= California News Publishers Association =

Trade association for California newspapers

CNPA logo

The California News Publishers Association (CNPA) is a nonprofit trade association founded in 1888 that represents the daily, weekly, monthly, and campus newspapers of California. Its diverse membership consists of over 700 newspapers that elect 35 individuals to its governing board of directors. CNPA's mission statement reads:
To champion the ideals of a free press in our democratic society, and to promote the quality and economic health of California newspapers.

The association influences legislation on behalf of free speech in Sacramento, sponsors an annual newspaper contest and convention, and offers seminars on media law, production, writing and editing, advertising, and circulation.

==Better Newspapers Contest==
CNPA sponsors an annual Better Newspapers Contest (BNC) to recognize the most outstanding journalistic achievements published by California newspapers. Daily and weekly publications compete in separate divisions based on circulation.

CNPA also sponsors an annual Campus Excellence in Journalism offering separate divisions of competition for high schools, 2-year colleges, and 4-year universities. The Campus newspapers compete in many categories involving writing, photography and general excellence.

==Freedom of Information==

In July 2007, the CNPA intervened in litigation on the side of requiring Vista, California to release the names of 111 employers who use day-laborers. Vista passed an ordinance in June 2006 requiring that employers who use day-laborers register with the city. In June 2007, a member of the Vista Citizens Brigade, said to be an offshoot of the anti-illegal immigration Minutemen Project, filed an open records request with the city of Vista asking for the list of names.
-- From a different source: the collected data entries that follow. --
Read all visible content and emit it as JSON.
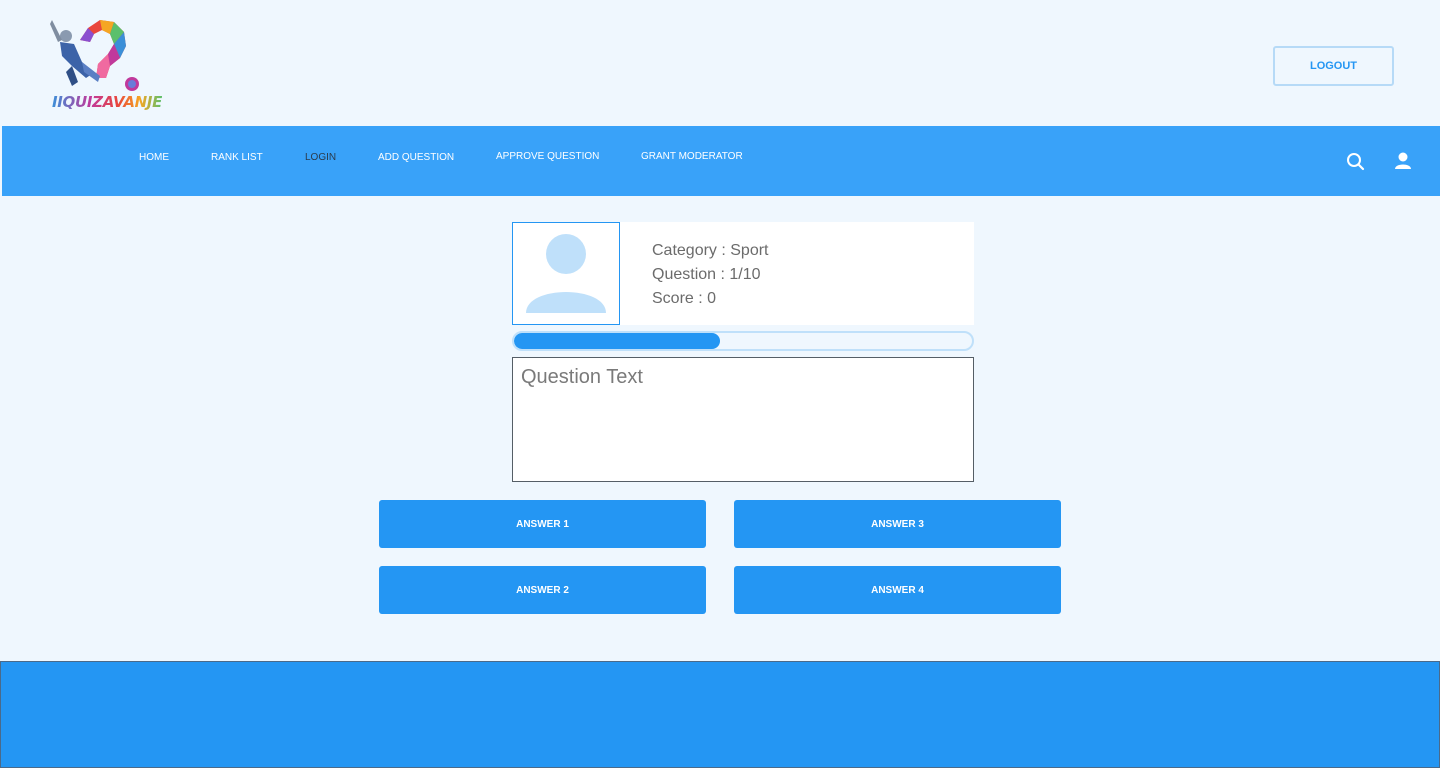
{
  "brand": {
    "logo_text": "IIQUIZAVANJE"
  },
  "header": {
    "logout_label": "LOGOUT"
  },
  "nav": {
    "items": [
      {
        "label": "HOME"
      },
      {
        "label": "RANK LIST"
      },
      {
        "label": "LOGIN"
      },
      {
        "label": "ADD QUESTION"
      },
      {
        "label": "APPROVE QUESTION"
      },
      {
        "label": "GRANT MODERATOR"
      }
    ],
    "icons": [
      "search-icon",
      "user-icon"
    ]
  },
  "quiz": {
    "category_line": "Category : Sport",
    "question_line": "Question : 1/10",
    "score_line": "Score : 0",
    "progress_fraction": 0.45,
    "question_text": "Question Text",
    "answers": [
      {
        "label": "ANSWER 1"
      },
      {
        "label": "ANSWER 2"
      },
      {
        "label": "ANSWER 3"
      },
      {
        "label": "ANSWER 4"
      }
    ]
  },
  "colors": {
    "nav_bg": "#39a2f9",
    "accent": "#2496f3",
    "page_bg": "#eff7fe"
  }
}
The American Civil Liberties Union filed a request with the court asking that the names be withheld, and a judge granted a temporary restraining order. Subsequently, the CNPA intervened, asking that the names be released.

==Sister organizations==
- CNPA Services, Inc. was established in July 1992 to accommodate entrepreneurial ventures.
- CNPA Foundation is a nonprofit corporation organized in October 1993 to raise funds through tax deductible contributions for internships and other educational activities for journalism.